Общую схему образного ритма можно представить так – сначала дается описание, а на втором плане вырисовывается сам поэт – спокойный, ироничный, понимающий двусмысленность своего положения, положения отчасти пленника, поскольку он находится в сомнительной роли частного лица в действующей армии (как позже Пьер Безухов у Льва Толстого). Он отказывается, с одной стороны, воспевать военные достижения героев в духе одической поэзии XVIII века, с другой – принимать позу романтической отрешенности от мира. В Арзруме турки говорят Пушкину: «поэт – брат дервишу». Потом Пушкин видит «… молодого человека, полунагого, в бараньей шапке… Мне сказали, что это был брат мой, дервиш, пришедший приветствовать победителей»[236]

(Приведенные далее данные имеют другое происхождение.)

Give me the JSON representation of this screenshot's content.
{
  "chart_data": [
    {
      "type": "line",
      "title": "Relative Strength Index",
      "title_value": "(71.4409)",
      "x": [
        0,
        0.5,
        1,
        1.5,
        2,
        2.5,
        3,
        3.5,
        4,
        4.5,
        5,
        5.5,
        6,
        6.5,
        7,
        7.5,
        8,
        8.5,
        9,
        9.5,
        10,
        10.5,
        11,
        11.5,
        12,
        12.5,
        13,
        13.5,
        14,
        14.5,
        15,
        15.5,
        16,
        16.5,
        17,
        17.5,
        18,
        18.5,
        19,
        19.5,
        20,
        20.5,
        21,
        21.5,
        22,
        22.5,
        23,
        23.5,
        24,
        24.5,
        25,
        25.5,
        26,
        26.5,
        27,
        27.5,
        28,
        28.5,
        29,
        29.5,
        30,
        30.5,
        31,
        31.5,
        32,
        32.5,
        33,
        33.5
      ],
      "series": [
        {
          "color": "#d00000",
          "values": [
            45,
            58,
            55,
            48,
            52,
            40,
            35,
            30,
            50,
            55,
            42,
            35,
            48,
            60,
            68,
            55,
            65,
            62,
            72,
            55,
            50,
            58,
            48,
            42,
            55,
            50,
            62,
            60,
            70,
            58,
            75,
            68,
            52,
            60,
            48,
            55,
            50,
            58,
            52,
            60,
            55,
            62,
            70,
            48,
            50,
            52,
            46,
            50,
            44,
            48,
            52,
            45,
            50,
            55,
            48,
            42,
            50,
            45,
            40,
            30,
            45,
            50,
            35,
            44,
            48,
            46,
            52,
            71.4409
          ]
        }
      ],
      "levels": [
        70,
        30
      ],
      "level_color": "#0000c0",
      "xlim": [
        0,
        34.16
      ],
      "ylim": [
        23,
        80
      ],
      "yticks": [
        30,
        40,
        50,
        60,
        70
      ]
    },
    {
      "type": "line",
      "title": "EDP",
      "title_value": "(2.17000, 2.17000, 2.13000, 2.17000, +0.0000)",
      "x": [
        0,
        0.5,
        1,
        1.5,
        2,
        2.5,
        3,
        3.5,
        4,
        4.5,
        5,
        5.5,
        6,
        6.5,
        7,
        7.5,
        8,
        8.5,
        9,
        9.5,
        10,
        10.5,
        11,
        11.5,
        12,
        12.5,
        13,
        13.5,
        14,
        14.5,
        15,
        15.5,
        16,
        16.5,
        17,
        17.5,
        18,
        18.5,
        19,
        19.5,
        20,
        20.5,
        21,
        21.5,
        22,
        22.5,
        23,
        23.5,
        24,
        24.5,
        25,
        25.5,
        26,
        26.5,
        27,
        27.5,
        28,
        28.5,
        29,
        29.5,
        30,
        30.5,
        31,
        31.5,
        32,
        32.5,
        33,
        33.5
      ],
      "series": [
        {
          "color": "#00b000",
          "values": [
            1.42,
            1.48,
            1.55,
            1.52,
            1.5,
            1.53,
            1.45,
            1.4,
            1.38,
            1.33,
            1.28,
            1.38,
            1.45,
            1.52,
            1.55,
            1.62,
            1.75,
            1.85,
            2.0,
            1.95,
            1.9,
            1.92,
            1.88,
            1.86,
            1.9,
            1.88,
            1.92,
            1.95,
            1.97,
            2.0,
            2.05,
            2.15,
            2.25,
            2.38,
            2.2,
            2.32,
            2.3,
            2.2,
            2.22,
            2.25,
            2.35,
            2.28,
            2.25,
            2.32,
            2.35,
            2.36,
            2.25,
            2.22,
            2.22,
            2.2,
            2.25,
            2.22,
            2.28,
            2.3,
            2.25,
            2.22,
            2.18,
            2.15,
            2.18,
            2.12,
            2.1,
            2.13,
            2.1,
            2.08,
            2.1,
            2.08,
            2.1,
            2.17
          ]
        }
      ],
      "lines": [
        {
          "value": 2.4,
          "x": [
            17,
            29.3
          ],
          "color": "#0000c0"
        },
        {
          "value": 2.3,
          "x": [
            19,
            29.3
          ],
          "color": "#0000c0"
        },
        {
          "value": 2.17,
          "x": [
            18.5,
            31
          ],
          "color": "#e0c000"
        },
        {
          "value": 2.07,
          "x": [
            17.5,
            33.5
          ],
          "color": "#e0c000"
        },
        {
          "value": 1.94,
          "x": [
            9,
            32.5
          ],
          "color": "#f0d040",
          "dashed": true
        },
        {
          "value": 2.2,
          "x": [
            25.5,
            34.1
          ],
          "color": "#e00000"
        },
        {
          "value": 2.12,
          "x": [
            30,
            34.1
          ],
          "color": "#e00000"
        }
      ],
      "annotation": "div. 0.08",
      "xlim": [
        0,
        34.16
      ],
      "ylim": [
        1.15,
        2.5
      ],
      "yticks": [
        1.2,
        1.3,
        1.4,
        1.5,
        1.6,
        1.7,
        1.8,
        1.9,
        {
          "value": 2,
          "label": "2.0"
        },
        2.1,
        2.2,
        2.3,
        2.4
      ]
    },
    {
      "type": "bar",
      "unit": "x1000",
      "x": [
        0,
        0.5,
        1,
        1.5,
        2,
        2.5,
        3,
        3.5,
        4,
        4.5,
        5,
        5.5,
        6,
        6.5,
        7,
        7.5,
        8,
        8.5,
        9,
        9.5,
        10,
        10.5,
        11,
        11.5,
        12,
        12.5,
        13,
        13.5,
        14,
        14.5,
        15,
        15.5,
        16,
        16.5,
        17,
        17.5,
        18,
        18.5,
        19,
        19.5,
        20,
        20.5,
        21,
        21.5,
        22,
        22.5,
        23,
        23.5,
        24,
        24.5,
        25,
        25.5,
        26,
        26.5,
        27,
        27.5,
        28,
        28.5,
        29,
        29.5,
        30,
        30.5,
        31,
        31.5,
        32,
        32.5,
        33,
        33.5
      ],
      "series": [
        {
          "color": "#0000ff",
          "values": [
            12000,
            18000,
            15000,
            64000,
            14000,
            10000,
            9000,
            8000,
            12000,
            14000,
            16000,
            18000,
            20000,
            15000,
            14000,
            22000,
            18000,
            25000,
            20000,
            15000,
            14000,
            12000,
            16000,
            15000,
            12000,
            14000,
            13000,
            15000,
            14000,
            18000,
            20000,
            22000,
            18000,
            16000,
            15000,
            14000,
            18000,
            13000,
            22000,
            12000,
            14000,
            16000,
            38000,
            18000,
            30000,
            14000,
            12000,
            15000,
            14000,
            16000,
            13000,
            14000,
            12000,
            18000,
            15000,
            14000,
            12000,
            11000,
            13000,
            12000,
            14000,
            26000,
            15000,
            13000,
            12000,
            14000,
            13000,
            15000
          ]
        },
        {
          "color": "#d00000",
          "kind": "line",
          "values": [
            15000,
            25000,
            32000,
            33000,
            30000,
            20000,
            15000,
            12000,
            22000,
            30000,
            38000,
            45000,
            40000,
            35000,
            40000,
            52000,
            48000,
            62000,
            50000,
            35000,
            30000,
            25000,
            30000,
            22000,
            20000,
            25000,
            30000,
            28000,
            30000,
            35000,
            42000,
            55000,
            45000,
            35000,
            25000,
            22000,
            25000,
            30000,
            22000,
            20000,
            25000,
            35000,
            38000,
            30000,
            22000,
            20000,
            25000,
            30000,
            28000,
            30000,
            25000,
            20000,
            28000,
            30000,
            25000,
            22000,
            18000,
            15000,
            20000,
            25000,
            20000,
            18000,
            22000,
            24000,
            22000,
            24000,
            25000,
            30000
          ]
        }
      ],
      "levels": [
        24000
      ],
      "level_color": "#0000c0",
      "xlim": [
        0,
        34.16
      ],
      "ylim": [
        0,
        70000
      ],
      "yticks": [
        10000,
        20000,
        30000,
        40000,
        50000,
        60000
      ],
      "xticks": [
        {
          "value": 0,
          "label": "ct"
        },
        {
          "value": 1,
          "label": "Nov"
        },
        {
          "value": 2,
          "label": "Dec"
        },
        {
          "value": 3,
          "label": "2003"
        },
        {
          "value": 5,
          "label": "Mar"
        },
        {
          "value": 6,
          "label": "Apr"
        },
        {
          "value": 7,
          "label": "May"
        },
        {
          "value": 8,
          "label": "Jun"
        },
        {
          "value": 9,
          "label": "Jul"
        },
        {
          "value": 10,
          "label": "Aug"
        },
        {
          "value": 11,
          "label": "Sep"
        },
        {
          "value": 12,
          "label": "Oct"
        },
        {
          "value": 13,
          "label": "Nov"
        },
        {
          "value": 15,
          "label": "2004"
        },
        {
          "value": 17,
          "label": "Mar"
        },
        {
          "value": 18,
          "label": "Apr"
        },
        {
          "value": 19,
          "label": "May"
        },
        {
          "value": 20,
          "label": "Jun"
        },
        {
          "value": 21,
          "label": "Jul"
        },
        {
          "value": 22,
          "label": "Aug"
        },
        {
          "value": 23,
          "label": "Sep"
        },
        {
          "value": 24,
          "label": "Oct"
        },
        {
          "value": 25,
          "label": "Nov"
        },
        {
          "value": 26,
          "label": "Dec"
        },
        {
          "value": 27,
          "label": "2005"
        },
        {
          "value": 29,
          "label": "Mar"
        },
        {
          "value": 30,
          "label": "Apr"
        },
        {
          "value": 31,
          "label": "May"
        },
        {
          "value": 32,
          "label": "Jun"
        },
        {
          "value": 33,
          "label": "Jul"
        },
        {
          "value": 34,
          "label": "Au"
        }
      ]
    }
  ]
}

.Ирония этого описания навеяна не только тем, что поэта перед этим сравнивали с дервишем, но и тем, что самого Пушкина уговаривали воспевать победы Паскевича. Уже после публикации первых набросков «Путешествия» Ф. Булгарин в «Северной пчеле» от 22 марта 1830 года писал: «Мы думали, что великие события на Востоке, удивившие мир и стяжавшие России уважение всех просвещенных народов, возбудят гений наших поэтов, – и мы ошиблись»[237]
.«Путешествие в Арзрум» своей реалистической основой оказало влияние на изображение войны Л.Н. Толстым в «Войне и мире», на создание таких хождений XX века, как «Путешествие в Армению» О.Э. Мандельштама и «Путешествие на Афон» Б.К. Зайцева. Опыт путешествий позволил Пушкину в «Путешествие в Арзрум» пророчески понять, а поняв, сделать материалом для художественного отображения в приписанном им янычару Амин-Оглу стихотворении «Стамбул гяуры нынче славят…» процесс, назревавший в Оттоманской империи и лишь в дальнейшем, вплоть до наших дней, развернувшийся в тех самых формах, какие предвидел Пушкин.